2.3. In case if the relevant event (action) is related to the decision taken by the authorized management body of the issuer or a third party, or is connected with such decision- the name of the authorized management body, the date of adoption and the content of the decision taken, the date of drafting and the number of the minutes of the meeting (proceedings) of the authorized management body in case, if the decision is made by the collegial management body of the individual concerned:
The decision was made by the Issuer's Sole Executive Body - Acting General Director of PJSC MOESK on February 17, 2020 (Order No. 181 dated February 17, 2020).
Content of the descision made:
Establish that the placing of the Exchange Bonds is affected by forming a book of orders- collecting the address bids on the part of the buyers for the purchase of the Exchange Bonds at a fixed price and the coupon rate for the first coupon period, In accordance with the procedure and conditions prescribed by the Programme of Exchange Bonds of the series 001P.
To establish that offers with a proposal to conclude Preliminary contracts, as defined in the Exchange Bonds Program of series 001P, should be sent to Gazprombank (Joint-Stock Company).

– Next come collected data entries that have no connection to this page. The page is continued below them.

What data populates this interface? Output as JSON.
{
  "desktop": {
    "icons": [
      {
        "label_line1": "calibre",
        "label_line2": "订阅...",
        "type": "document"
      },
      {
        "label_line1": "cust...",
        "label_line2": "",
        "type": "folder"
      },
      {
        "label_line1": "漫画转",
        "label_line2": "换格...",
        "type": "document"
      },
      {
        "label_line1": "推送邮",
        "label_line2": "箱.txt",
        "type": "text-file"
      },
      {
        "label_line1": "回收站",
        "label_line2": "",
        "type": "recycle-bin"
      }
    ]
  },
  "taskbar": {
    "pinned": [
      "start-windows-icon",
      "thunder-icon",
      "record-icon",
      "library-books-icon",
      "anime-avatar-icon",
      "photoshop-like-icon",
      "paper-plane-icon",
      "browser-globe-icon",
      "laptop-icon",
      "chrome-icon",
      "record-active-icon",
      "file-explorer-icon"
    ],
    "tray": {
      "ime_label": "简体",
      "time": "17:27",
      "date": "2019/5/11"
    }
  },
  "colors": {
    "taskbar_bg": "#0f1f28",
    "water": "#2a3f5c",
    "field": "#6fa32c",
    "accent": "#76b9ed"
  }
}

To establish that the period for sending offers from potential buyers for concluding Preliminary contracts with potential buyers of Exchange bonds containing the obligation to conclude the basic contracts for the purchase and sale of Exchange bonds placement begins at 11:00 on February 18, 2020 and ends at 15:00 on February 18, 2020
.
February 17, 2020.
With regard to:
Participation in the placement of Exchange bonds of the 001P-02 series of the Public Joint-Stock Company "Moscow United Electric Grid Company".
ATTENTION:
YOU SHOULD READ THE FOLLOWING INFORMATION BEFORE TAKING ANY ACTION.
This statement applies to the information below and to the emission documents posted on the Internet at:
http://www.e-disclosure.ru/portal/company.aspx?id=5563 (hereinafter referred to as the Documents) and you should read the provisions of this statement carefully before you take any actions on such Documents. When you review and take any action on the Documents, you agree to comply with the following terms and conditions, including any changes to such terms that may be obtained from us as a result of your review of the Documents.
THIS STATEMENT AND DOCUMENTS SUBMITTED TO YOUR ATTENTION ARE NOT AN OFFER TO SELL ANY SECURITIES AND ARE NOT INTENDED TO BE MADE AVAILABLE TO INDIVIDUALS LOCATED IN THE UNITED STATES OF AMERICA, AUSTRALIA, CANADA OR JAPAN.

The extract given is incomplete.